Sarah Morris is a classicist and archaeologist in the Department of Classics and the Cotsen Institute of Archaeology at UCLA. A graduate of the University of North Carolina at Chapel Hill, she received her doctorate in Classics at Harvard University, and taught at Yale University before joining the UCLA faculty in 1989, where she served as Department Chair at UCLA from 1997-2000 and chair of the Interdepartmental Ph.D. program in Archaeology at the Cotsen Institute of Archaeology from 2001-2004. She was named Steinmetz Professor of Classical Archaeology and Material Culture at UCLA in 2001.

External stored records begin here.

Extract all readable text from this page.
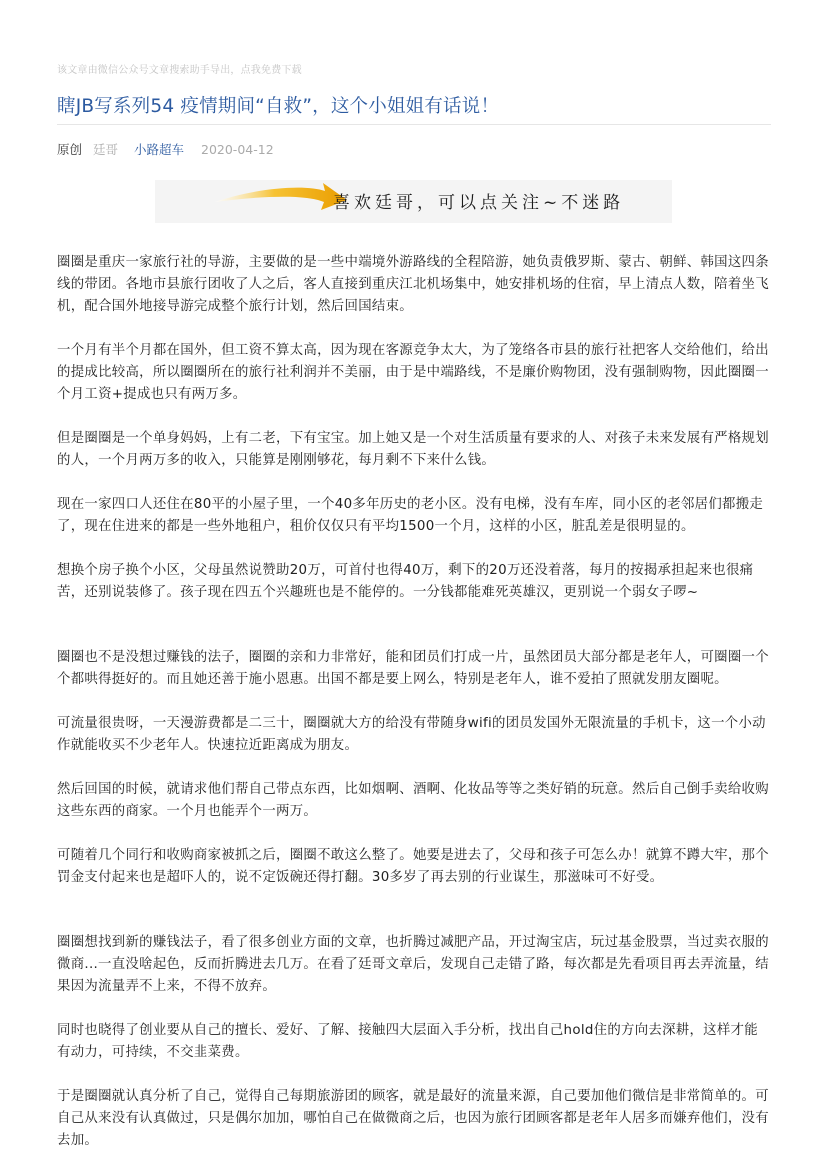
该文章由微信公众号文章搜索助手导出，点我免费下载
瞎JB写系列54 疫情期间“自救”，这个小姐姐有话说！
原创 廷哥 小路超车 2020-04-12
喜欢廷哥，可以点关注~不迷路

圈圈是重庆一家旅行社的导游，主要做的是一些中端境外游路线的全程陪游，她负责俄罗斯、蒙古、朝鲜、韩国这四条线的带团。各地市县旅行团收了人之后，客人直接到重庆江北机场集中，她安排机场的住宿，早上清点人数，陪着坐飞机，配合国外地接导游完成整个旅行计划，然后回国结束。

一个月有半个月都在国外，但工资不算太高，因为现在客源竞争太大，为了笼络各市县的旅行社把客人交给他们，给出的提成比较高，所以圈圈所在的旅行社利润并不美丽，由于是中端路线，不是廉价购物团，没有强制购物，因此圈圈一个月工资+提成也只有两万多。

但是圈圈是一个单身妈妈，上有二老，下有宝宝。加上她又是一个对生活质量有要求的人、对孩子未来发展有严格规划的人，一个月两万多的收入，只能算是刚刚够花，每月剩不下来什么钱。

现在一家四口人还住在80平的小屋子里，一个40多年历史的老小区。没有电梯，没有车库，同小区的老邻居们都搬走了，现在住进来的都是一些外地租户，租价仅仅只有平均1500一个月，这样的小区，脏乱差是很明显的。

想换个房子换个小区，父母虽然说赞助20万，可首付也得40万，剩下的20万还没着落，每月的按揭承担起来也很痛苦，还别说装修了。孩子现在四五个兴趣班也是不能停的。一分钱都能难死英雄汉，更别说一个弱女子啰~

圈圈也不是没想过赚钱的法子，圈圈的亲和力非常好，能和团员们打成一片，虽然团员大部分都是老年人，可圈圈一个个都哄得挺好的。而且她还善于施小恩惠。出国不都是要上网么，特别是老年人，谁不爱拍了照就发朋友圈呢。

可流量很贵呀，一天漫游费都是二三十，圈圈就大方的给没有带随身wifi的团员发国外无限流量的手机卡，这一个小动作就能收买不少老年人。快速拉近距离成为朋友。

然后回国的时候，就请求他们帮自己带点东西，比如烟啊、酒啊、化妆品等等之类好销的玩意。然后自己倒手卖给收购这些东西的商家。一个月也能弄个一两万。

可随着几个同行和收购商家被抓之后，圈圈不敢这么整了。她要是进去了，父母和孩子可怎么办！就算不蹲大牢，那个罚金支付起来也是超吓人的，说不定饭碗还得打翻。30多岁了再去别的行业谋生，那滋味可不好受。

圈圈想找到新的赚钱法子，看了很多创业方面的文章，也折腾过减肥产品，开过淘宝店，玩过基金股票，当过卖衣服的微商...一直没啥起色，反而折腾进去几万。在看了廷哥文章后，发现自己走错了路，每次都是先看项目再去弄流量，结果因为流量弄不上来，不得不放弃。

同时也晓得了创业要从自己的擅长、爱好、了解、接触四大层面入手分析，找出自己hold住的方向去深耕，这样才能有动力，可持续，不交韭菜费。

于是圈圈就认真分析了自己，觉得自己每期旅游团的顾客，就是最好的流量来源，自己要加他们微信是非常简单的。可自己从来没有认真做过，只是偶尔加加，哪怕自己在做微商之后，也因为旅行团顾客都是老年人居多而嫌弃他们，没有去加。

Her training and research involve the interaction of Greece with its Eastern neighbors, in art, literature, religion and culture. Her chief book on the subject, Daidalos and the Origins of Greek Art (Princeton, 1992) won the James Wiseman Book Award from the Archaeological Institute of America for 1993. She has also edited (with Jane Carter) a volume of essays, The Ages of Homer (Texas, 1995), on the archaeological, literary, and artistic background and responses to Greek epic poetry. A practicing field archaeologist, she has excavated in Israel, Turkey and Greece, and is currently engaged in a new project in Albania (see website at Cotsen Institute of Archaeology).
Her teaching and research interests include early Greek literature (Homer, Hesiod and Herodotus), Greek religion, prehistoric and early Greek archaeology, ceramics, Greek architecture and landscape studies, and Near Eastern influence on Greek art and culture.